Peggy Sapphire, an educator, writer and counselor who lives in Craftsbury, viewed the images as akin to pornography and out of character for an organization that has made "otherwise exemplary contributions to our community." Her husband, Bob Feinberg, a founding Highfields board member, said he found the calendar concept "wholly disrespectful of women, and completely undeserving of our support or anyone's support.

"What you do deserve is wholesale rejection by your community," the couple wrote to Tyler Buswell, Highfields' outreach coordinator.

Buswell responded to the couple saying Highfields had removed web links to the calendar out of respect for those who took offense, but he defended the concept. "We understand that the calendar is a hard thing to digest for some people and in respect for those handful of individuals we have taken down all links and images of the calendar.
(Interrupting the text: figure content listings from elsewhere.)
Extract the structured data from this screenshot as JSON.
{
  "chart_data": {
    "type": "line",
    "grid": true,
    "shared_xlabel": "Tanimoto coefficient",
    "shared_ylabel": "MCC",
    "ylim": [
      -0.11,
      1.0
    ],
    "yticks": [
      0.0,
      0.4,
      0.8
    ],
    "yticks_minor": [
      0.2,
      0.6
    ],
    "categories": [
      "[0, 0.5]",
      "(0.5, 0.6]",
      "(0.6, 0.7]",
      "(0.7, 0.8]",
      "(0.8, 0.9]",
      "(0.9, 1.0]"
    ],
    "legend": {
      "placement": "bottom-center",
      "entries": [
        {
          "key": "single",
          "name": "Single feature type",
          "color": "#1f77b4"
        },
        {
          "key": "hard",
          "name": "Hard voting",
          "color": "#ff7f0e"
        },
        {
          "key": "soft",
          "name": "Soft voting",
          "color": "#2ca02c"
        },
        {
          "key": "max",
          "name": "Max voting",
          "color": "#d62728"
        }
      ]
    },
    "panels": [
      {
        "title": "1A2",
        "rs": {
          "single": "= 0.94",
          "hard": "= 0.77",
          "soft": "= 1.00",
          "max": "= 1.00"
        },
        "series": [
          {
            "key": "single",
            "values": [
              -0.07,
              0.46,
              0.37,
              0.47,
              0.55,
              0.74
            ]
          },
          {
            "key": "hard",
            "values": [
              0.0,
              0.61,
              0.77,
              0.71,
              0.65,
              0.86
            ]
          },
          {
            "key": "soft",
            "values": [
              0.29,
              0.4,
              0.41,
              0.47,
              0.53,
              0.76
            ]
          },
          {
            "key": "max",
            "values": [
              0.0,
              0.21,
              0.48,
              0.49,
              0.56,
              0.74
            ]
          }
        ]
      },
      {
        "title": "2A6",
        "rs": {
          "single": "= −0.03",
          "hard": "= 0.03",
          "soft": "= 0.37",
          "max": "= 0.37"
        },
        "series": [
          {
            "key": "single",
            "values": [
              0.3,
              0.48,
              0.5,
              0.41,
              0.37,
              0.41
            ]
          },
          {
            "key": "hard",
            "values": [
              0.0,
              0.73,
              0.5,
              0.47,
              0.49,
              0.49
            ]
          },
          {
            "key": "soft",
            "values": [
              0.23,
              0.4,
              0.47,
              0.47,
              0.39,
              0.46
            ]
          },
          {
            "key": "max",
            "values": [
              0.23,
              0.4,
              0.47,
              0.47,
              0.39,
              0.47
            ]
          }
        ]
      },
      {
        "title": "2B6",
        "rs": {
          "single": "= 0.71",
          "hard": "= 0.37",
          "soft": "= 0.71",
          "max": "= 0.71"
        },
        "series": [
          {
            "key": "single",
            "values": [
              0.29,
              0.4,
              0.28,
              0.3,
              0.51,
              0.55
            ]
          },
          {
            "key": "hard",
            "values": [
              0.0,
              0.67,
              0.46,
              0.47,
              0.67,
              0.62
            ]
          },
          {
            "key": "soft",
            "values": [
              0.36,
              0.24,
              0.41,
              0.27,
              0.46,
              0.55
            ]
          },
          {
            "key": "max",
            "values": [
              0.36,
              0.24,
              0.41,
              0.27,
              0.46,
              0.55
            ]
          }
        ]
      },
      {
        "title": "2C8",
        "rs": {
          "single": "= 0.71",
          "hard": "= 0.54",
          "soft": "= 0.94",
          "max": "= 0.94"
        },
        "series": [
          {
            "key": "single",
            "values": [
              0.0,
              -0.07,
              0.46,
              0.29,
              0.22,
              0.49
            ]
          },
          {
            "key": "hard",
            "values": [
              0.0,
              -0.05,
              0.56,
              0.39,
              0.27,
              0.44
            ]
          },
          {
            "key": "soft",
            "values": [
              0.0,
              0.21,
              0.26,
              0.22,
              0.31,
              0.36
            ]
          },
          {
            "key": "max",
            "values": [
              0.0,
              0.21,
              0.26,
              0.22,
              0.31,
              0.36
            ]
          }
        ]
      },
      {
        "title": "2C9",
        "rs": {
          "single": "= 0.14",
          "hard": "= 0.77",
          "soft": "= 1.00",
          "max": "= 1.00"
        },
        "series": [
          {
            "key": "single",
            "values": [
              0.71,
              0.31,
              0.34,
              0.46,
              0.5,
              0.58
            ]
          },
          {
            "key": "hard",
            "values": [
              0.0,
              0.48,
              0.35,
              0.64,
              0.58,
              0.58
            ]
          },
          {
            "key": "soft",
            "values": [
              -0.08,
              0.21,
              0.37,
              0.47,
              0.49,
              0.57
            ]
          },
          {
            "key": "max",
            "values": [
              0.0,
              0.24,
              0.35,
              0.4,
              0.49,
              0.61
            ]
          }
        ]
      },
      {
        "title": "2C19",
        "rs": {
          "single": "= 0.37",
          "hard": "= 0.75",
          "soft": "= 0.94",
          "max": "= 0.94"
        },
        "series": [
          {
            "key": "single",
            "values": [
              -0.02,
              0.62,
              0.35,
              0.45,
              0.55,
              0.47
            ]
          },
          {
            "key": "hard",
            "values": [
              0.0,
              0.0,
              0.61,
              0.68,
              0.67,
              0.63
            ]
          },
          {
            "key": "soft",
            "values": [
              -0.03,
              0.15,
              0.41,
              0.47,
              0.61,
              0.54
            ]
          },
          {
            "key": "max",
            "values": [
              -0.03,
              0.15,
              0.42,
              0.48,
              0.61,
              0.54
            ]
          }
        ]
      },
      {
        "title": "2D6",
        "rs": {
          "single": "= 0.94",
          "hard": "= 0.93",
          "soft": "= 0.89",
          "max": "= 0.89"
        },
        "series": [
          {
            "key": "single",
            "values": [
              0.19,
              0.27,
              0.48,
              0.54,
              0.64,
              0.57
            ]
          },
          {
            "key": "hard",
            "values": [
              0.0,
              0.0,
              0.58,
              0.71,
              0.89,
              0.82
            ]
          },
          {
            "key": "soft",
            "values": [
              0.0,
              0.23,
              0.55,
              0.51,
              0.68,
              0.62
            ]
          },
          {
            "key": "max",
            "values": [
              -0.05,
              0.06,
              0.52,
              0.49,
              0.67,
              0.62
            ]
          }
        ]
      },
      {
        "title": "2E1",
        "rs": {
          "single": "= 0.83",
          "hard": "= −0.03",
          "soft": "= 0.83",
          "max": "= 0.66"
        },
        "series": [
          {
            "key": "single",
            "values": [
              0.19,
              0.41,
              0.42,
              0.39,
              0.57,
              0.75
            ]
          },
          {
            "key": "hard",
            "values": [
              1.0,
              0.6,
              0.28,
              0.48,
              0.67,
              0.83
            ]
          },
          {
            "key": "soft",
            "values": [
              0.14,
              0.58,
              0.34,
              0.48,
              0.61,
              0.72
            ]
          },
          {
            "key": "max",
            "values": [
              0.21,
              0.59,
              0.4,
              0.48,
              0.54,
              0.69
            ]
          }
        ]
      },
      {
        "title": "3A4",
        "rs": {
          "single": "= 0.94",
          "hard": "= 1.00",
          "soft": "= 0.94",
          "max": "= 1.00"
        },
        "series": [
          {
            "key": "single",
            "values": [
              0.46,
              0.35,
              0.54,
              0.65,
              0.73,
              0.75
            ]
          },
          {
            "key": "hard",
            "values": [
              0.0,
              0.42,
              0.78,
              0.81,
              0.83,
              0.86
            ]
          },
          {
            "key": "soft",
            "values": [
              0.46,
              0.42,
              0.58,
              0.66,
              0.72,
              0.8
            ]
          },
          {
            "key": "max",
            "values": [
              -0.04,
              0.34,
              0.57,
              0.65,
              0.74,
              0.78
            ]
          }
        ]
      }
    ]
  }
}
As an artist whose [sic] drawn many a woman, man, and child naked I take offense to the idea that humans can only objectify one another in the nude and it makes me lose a lot of faith in what good and tasteful intentions humans do possess."

On its Facebook page, HIghfields calls the event a "PR disaster" but notes that the models themselves never felt objectified. "It didn't seem worth pursuing if it was going to make anyone uncomfortable," explained GIlbert. "But one thing to note is that the women in these pictures are people we love. I was a little saddened that the commentary seemed to disregard their personhood, their right to volunteer and be creative."

Unsurprisingly, some who were offended by the calendar think Highfields' apology is not enough. "I don't consider Highfields' statement to have been an apology, nor does it, I believe, reflect recognition that their calendar was wholly offensive," writes Sapphire in an email. "We believe it appealed to the worst male instincts which are attracted to and relish the degradations of women."